Rwanda will continue to have seamless fuel supplies and the prices for the product are likely to remain stable despite a decision by Kenyan Revenue Authority to have imported refined fuel on transit to leave the country within country in 30 days.

Saturday, January 29, 2011
Fuel trucks in transit (File photo)

Rwanda will continue to have seamless fuel supplies and the prices for the product are likely to remain stable despite a decision by Kenyan Revenue Authority to have imported refined fuel on transit to leave the country within country in 30 days.

The order applies to fuel dealers transporting refined fuel to Uganda, DRC, Burundi and Rwanda. Kenya’s customs department says that dealers will be fined if refined fuel in transit fails to leave Kenya Pipeline Company facilities within 30 days, officials have said.  

Robert Opirah, Ag. Coordinator of Petroleum Special Unit in the Ministry of Trade and Industry, said that the charge will affect neither local pump prices nor dealers.

"Tanzanian authorities imposed the same charges but local fuel prices remained stable because we abided by the laws as we advised our dealers to transport their consignment in time,” Opirah said.

The official added that for exceptional cases, where dealers import heavy loads that cannot be transported in time, Rwanda Revenue Authority (RRA) intervenes and asks the correspondent country for extra days. 

Kenyan authorityies said the move aims at decongesting the pipeline system and to improve the use of Kipevu Oil Storage Facility in Mombasa.
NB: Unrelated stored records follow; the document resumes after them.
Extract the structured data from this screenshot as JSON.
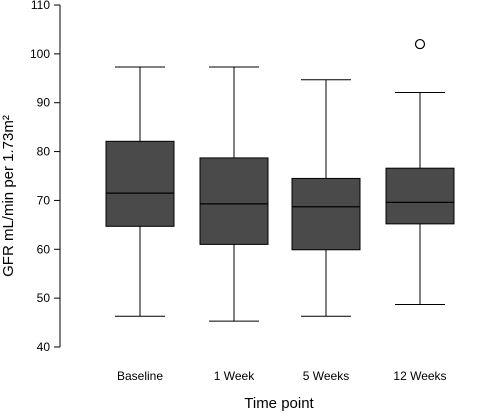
{
  "chart_data": {
    "type": "box",
    "title": "",
    "xlabel": "Time point",
    "ylabel": "GFR mL/min per 1.73m²",
    "ylim": [
      40,
      110
    ],
    "yticks": [
      40,
      50,
      60,
      70,
      80,
      90,
      100,
      110
    ],
    "grid": false,
    "box_color": "#4a4a4a",
    "categories": [
      "Baseline",
      "1 Week",
      "5 Weeks",
      "12 Weeks"
    ],
    "boxes": [
      {
        "category": "Baseline",
        "whisker_low": 46.3,
        "q1": 64.7,
        "median": 71.5,
        "q3": 82.1,
        "whisker_high": 97.3,
        "outliers": []
      },
      {
        "category": "1 Week",
        "whisker_low": 45.3,
        "q1": 61.0,
        "median": 69.3,
        "q3": 78.7,
        "whisker_high": 97.3,
        "outliers": []
      },
      {
        "category": "5 Weeks",
        "whisker_low": 46.3,
        "q1": 59.9,
        "median": 68.7,
        "q3": 74.5,
        "whisker_high": 94.7,
        "outliers": []
      },
      {
        "category": "12 Weeks",
        "whisker_low": 48.7,
        "q1": 65.2,
        "median": 69.6,
        "q3": 76.6,
        "whisker_high": 92.1,
        "outliers": [
          102.0
        ]
      }
    ]
  }
}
Kenya is facing stiff competition from Dar-es-salaam in handling transit fuel.

Since 2005, the Kenyan government made it a must for marketers to execute a bond for imported transit petroleum products and ensure the consignment leaves Kenya in 45 days.
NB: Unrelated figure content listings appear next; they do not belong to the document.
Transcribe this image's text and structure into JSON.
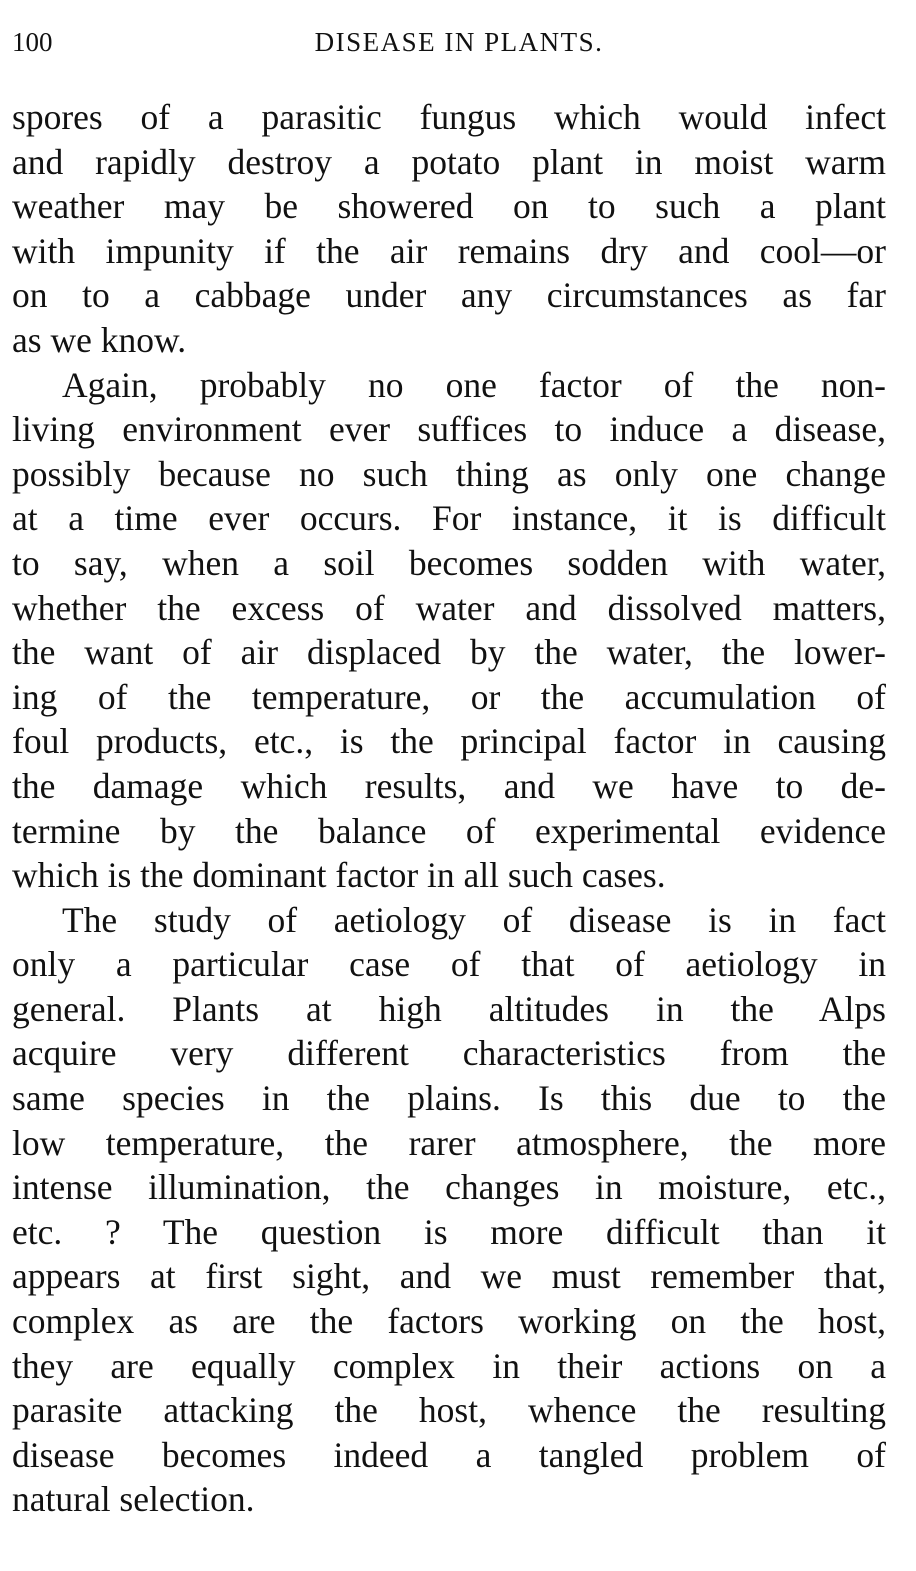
{
  "header": {
    "page_number": "100",
    "running_title": "DISEASE IN PLANTS."
  },
  "lines": [
    {
      "text": "spores of a parasitic fungus which would infect"
    },
    {
      "text": "and rapidly destroy a potato plant in moist warm"
    },
    {
      "text": "weather may be showered on to such a plant"
    },
    {
      "text": "with impunity if the air remains dry and cool—or"
    },
    {
      "text": "on to a cabbage under any circumstances as far"
    },
    {
      "text": "as we know.",
      "last": true
    },
    {
      "text": "Again, probably no one factor of the non-",
      "indent": true
    },
    {
      "text": "living environment ever suffices to induce a disease,"
    },
    {
      "text": "possibly because no such thing as only one change"
    },
    {
      "text": "at a time ever occurs.  For instance, it is difficult"
    },
    {
      "text": "to say, when a soil becomes sodden with water,"
    },
    {
      "text": "whether the excess of water and dissolved matters,"
    },
    {
      "text": "the want of air displaced by the water, the lower-"
    },
    {
      "text": "ing of the temperature, or the accumulation of"
    },
    {
      "text": "foul products, etc., is the principal factor in causing"
    },
    {
      "text": "the damage which results, and we have to de-"
    },
    {
      "text": "termine by the balance of experimental evidence"
    },
    {
      "text": "which is the dominant factor in all such cases.",
      "last": true
    },
    {
      "text": "The study of aetiology of disease is in fact",
      "indent": true
    },
    {
      "text": "only a particular case of that of aetiology in"
    },
    {
      "text": "general.  Plants at high altitudes in the Alps"
    },
    {
      "text": "acquire very different characteristics from the"
    },
    {
      "text": "same species in the plains.  Is this due to the"
    },
    {
      "text": "low temperature, the rarer atmosphere, the more"
    },
    {
      "text": "intense illumination, the changes in moisture, etc.,"
    },
    {
      "text": "etc. ?  The question is more difficult than it"
    },
    {
      "text": "appears at first sight, and we must remember that,"
    },
    {
      "text": "complex as are the factors working on the host,"
    },
    {
      "text": "they are equally complex in their actions on a"
    },
    {
      "text": "parasite attacking the host, whence the resulting"
    },
    {
      "text": "disease becomes indeed a tangled problem of"
    },
    {
      "text": "natural selection.",
      "last": true
    }
  ]
}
By the new law, the outstanding cargo is deemed to be unaccustomed and it is, therefore, subjected to legally provided measures including localisation, if the cargo’s allowed period expires before the entire product is moved.

Victor Uwimana, Chairman of the association of fuel dealers in Rwanda, welcomed the decision by KRA, saying that it will create enough space for dealers and reduce speculation on fuel prices.

Mombasa handles 20 percent of Rwanda’s fuel imports while 80 percent passes through Dar es Salaam.

Uwimana said that the Kenya pipeline has a huge demand, serving a lot of consumers along the way, which makes it difficult for Rwandan dealers to ship in enough supplies.

He added that they had requested RRA to negotiate for 45 days so that dealers can move their cargos.

"It takes two weeks for the trucks to travel to and from Kenya; this is a long journey, where sometimes even trucks breakdown. So the 45 days would be convenient for our business,” he added.